While this is somewhat understandable, not preparing for your pension is a common oversight when it comes to finances and can be of detriment to your financial security throughout your life.
Claro Money’s Mental Health Report recently revealed that over a quarter of UK adults (28%) admit to living for the day and letting tomorrow take care of itself when it comes to finances, while only 34 per cent of those aged between 25 to 34 had a pension plan in place.
To help those who want to understand more about their pensions and take the steps to maximize this, Rachel Harte, Head of Financial Planning, has shared five ways to start planning your pension, whatever your age.
Understand your pension
If retirement is a milestone likely to be decades away for you, then the word pension may not be at the front of your mind, however, regardless of your age or how far away retirement may be, it is essential to understand and be educated about yourpension.
Whether you’re starting a new job or have simply never spoken to your employer about pensions, investigate what schemes they have in place and how these work – find out if you are eligible for the pension based on your salary, if you have been or will be auto-enrolled, and whether this pension is flexible when it comes to increasing your contribution.
Building your understanding of both the pension schemes available to you, and pensions as a financial concept more generally, will help empower you to make smarter and more conscious financial decisions.
Think about retirement
While the age you retire is in part dependent upon your financial circumstances, it is also a very personal decision.
Even if you are just entering the working world, think about when you might like to retire.
Think about whether you envision retiring as early as you can, or if you imagine as long a working career as possible.

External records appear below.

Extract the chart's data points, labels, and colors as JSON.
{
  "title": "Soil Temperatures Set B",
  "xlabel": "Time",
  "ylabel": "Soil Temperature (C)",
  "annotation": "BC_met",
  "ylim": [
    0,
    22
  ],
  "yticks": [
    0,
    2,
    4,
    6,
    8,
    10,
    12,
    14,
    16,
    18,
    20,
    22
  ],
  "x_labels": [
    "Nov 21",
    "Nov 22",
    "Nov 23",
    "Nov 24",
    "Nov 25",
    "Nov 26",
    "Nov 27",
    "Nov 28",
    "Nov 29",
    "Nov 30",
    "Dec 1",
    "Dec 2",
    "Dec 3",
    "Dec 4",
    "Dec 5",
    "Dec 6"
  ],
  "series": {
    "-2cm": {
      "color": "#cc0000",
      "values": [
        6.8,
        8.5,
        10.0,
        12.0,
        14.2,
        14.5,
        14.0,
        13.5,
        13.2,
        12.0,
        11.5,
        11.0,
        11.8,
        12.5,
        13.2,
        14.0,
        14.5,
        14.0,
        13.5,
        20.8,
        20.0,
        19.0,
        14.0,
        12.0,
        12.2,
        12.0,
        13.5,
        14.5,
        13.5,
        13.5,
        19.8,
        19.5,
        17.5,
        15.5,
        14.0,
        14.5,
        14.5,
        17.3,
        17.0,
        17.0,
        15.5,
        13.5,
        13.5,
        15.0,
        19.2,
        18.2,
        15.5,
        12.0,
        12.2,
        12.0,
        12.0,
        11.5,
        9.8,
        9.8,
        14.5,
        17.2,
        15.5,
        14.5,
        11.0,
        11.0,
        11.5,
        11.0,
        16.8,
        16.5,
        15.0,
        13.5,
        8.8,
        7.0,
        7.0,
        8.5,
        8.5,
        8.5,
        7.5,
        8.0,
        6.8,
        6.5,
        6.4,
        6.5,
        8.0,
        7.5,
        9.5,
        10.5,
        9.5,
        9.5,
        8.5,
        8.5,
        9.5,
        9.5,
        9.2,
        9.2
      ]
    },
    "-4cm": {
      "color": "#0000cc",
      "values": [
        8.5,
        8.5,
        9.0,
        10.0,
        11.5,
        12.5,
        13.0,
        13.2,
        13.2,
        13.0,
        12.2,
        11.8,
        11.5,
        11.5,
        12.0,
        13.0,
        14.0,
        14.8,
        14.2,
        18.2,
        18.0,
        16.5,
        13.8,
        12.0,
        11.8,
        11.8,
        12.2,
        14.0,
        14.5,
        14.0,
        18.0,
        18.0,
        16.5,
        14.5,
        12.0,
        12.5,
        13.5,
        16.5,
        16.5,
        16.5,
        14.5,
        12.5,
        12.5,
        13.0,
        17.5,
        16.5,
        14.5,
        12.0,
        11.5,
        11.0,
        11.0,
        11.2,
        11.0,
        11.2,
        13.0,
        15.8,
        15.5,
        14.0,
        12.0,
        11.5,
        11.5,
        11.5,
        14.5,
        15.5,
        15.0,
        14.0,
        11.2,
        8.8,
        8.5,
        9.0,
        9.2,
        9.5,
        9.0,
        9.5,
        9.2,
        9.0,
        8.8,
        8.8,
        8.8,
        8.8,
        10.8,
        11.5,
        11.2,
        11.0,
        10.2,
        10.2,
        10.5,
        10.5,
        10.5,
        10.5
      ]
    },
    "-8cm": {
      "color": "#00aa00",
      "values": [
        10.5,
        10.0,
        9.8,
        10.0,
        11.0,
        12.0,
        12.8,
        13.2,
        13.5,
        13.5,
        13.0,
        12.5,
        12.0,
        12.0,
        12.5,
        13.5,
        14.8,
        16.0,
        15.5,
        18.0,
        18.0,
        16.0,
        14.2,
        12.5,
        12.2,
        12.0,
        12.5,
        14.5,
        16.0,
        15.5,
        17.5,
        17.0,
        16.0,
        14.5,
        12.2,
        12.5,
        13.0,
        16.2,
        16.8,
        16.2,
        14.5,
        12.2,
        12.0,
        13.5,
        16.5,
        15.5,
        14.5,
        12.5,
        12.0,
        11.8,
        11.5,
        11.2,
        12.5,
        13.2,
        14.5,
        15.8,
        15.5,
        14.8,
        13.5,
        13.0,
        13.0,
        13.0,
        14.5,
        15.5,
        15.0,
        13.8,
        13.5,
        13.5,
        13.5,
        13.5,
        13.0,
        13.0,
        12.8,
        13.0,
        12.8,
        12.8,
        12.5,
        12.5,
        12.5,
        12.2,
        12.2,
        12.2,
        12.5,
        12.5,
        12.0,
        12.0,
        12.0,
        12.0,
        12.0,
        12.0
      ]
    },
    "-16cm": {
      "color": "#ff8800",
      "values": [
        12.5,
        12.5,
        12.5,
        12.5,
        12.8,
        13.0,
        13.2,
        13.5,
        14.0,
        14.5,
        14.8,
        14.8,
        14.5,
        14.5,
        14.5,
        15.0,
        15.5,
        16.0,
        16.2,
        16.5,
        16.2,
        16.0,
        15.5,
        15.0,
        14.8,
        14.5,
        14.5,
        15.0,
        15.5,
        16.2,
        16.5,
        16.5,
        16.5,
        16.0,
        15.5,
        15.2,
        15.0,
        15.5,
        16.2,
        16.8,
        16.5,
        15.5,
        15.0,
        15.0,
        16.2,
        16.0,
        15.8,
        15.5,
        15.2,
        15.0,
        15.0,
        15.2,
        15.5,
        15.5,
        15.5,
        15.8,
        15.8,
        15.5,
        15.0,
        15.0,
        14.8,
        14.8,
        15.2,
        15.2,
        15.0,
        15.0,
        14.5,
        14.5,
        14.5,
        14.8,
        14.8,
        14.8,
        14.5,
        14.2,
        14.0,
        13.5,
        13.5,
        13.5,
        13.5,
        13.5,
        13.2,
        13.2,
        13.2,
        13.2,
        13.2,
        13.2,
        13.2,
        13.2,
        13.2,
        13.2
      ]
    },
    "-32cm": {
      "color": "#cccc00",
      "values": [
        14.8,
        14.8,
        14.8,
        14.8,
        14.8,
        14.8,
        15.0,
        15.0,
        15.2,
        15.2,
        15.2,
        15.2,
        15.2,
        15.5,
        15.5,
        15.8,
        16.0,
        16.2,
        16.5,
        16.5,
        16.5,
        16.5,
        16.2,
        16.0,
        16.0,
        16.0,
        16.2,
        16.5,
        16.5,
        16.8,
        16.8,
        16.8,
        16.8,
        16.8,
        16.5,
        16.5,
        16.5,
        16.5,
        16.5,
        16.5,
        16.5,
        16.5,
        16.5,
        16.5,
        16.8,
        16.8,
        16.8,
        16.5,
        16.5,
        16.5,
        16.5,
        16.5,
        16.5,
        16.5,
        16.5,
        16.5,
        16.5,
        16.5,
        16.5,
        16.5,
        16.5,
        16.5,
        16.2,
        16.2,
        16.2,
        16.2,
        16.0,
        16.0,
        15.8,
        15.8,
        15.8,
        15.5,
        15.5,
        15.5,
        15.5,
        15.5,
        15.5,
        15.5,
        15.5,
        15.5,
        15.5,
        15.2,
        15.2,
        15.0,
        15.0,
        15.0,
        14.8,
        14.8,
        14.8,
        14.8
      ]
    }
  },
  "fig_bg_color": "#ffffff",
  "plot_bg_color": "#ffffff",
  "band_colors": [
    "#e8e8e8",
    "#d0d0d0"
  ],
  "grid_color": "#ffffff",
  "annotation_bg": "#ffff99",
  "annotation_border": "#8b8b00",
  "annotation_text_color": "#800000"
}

This will impact the emphasis you put on saving for your pension and how you may want to approach your career in general, so it’s important to start considering when you want to retire as early into your working life as possible.
Of course, this is subject to change, but you can start to research how much you would need to save for how much you would need to live comfortably once you stop working and what contributions you will need to make, based on when you want to withdraw.
Set your financial goals
Building up your pension is a long-term financial goal, however the impact this will have on your outgoings and savings will be very much experienced now.

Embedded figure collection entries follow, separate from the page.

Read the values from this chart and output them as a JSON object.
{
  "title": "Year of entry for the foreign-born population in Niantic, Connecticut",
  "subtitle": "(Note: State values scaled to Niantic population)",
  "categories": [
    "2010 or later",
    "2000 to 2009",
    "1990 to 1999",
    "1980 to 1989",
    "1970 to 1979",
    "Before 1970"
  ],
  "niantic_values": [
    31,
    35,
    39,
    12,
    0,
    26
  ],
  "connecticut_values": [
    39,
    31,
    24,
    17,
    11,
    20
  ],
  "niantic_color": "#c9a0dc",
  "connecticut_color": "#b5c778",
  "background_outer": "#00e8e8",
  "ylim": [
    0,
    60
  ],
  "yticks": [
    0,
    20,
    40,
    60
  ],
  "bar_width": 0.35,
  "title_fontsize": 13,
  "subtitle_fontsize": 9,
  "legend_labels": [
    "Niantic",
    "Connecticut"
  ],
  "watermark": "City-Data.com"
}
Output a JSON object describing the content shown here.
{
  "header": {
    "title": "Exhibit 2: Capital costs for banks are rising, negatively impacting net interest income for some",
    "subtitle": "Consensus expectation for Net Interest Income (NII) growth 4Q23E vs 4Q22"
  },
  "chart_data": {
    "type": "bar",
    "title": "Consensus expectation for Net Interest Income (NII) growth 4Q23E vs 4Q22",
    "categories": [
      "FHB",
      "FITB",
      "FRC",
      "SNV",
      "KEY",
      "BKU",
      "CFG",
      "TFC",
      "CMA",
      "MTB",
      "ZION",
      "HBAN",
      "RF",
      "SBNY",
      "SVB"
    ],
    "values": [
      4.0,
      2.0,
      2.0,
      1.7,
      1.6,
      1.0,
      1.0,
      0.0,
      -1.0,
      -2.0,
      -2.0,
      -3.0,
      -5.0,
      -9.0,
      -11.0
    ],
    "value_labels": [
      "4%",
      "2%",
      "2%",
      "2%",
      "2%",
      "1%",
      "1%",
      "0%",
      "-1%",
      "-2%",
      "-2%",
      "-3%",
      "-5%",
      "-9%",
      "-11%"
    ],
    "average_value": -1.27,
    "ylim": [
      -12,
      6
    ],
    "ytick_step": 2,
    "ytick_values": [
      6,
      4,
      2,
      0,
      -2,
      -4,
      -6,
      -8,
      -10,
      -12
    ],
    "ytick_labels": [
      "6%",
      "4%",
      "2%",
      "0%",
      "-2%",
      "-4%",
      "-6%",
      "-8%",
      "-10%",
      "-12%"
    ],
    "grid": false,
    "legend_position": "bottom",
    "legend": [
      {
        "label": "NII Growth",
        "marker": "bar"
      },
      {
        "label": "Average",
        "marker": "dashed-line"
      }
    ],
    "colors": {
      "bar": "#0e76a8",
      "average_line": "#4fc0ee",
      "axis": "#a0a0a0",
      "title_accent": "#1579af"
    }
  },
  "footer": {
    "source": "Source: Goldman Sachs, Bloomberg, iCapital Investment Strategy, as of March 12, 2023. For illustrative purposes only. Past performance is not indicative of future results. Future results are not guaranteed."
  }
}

When it comes to organizing your finances, setting goals is key to developing good habits and helping you to get the most out of your money.
From setting a target for your emergency savings fund, buying a new laptop, to saving for your first home, these goals should range from expenses you want to make in the not-so-distant future to long-term goals and lifestyle habits.

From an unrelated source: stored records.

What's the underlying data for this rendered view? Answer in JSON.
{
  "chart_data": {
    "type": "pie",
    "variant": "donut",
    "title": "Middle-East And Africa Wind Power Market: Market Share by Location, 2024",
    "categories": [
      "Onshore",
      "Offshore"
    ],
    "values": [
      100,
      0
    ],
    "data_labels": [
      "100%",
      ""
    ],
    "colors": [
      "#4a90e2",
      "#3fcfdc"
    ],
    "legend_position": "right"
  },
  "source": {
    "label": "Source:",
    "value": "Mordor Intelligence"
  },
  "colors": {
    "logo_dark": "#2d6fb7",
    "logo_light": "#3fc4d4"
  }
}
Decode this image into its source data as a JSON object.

When establishing goals, don’t just think about your incomings and outgoings but your wellbeing too. For example, if going abroad and traveling is the highlight of your year, make sure you prioritize saving for this.
Or, if you find going to a gym and working out with a personal trainer aids your mental health and overall mood, then cut expenses elsewhere so you can afford this. Perhaps it is building up your overall savings and pension that will ease financial and general stresses the most.
Regardless of what they are, setting these goals and working on establishing how you need to both save and spend to achieve them is key to developing good money habits. It is also helpful in understanding if, after setting aside funds for your goals, you have any money to spare to put towards your pension in addition to the amount you are currently paying each month.
Adjust your contributions
Review your financial goals and if they need a bit of tweaking, then take the steps to do so. Your pension contributions shouldn’t be stagnant and fixed throughout your working life.
Often, your employer will provide you with the opportunity to increase your monthly contributions to your pension, up to a certain percentage of your salary. Or you can chat to a pension planner or financial coach about what private pensions are available that might suit you.
Opting for a private pension gives you another opportunity to increase your savings for retirement, with many of these investing money in stock market-linked funds which gives you the potential to grow your savings over the long-term.
On the other hand, there may be periods in your life where you cannot contribute the same amount to your pension as you have been doing, or you may struggle to contribute altogether.
For example, if you are on maternity leave or retraining and in between jobs. While this often can’t be avoided, it is important to consider the impact of this on your pension and try to offset this by contributing more to your pension once you are in the position to do so.
Keep on top of your pensions
As we move to different jobs within our career, it can be easy to lose track of the different pension pots we’ve contributed to.
Employers will have different schemes in place, so it’s important to keep note of which providers you have used in the past or speak to previous employers, if you cannot find this information.
Combining all your pots so that your pension contributions are all in one place is a simple way to stay organized and keep on track of how much you have saved so far.
When moving to a new workplace, you may want to consider transferring your pension pot from your last job over to your new one.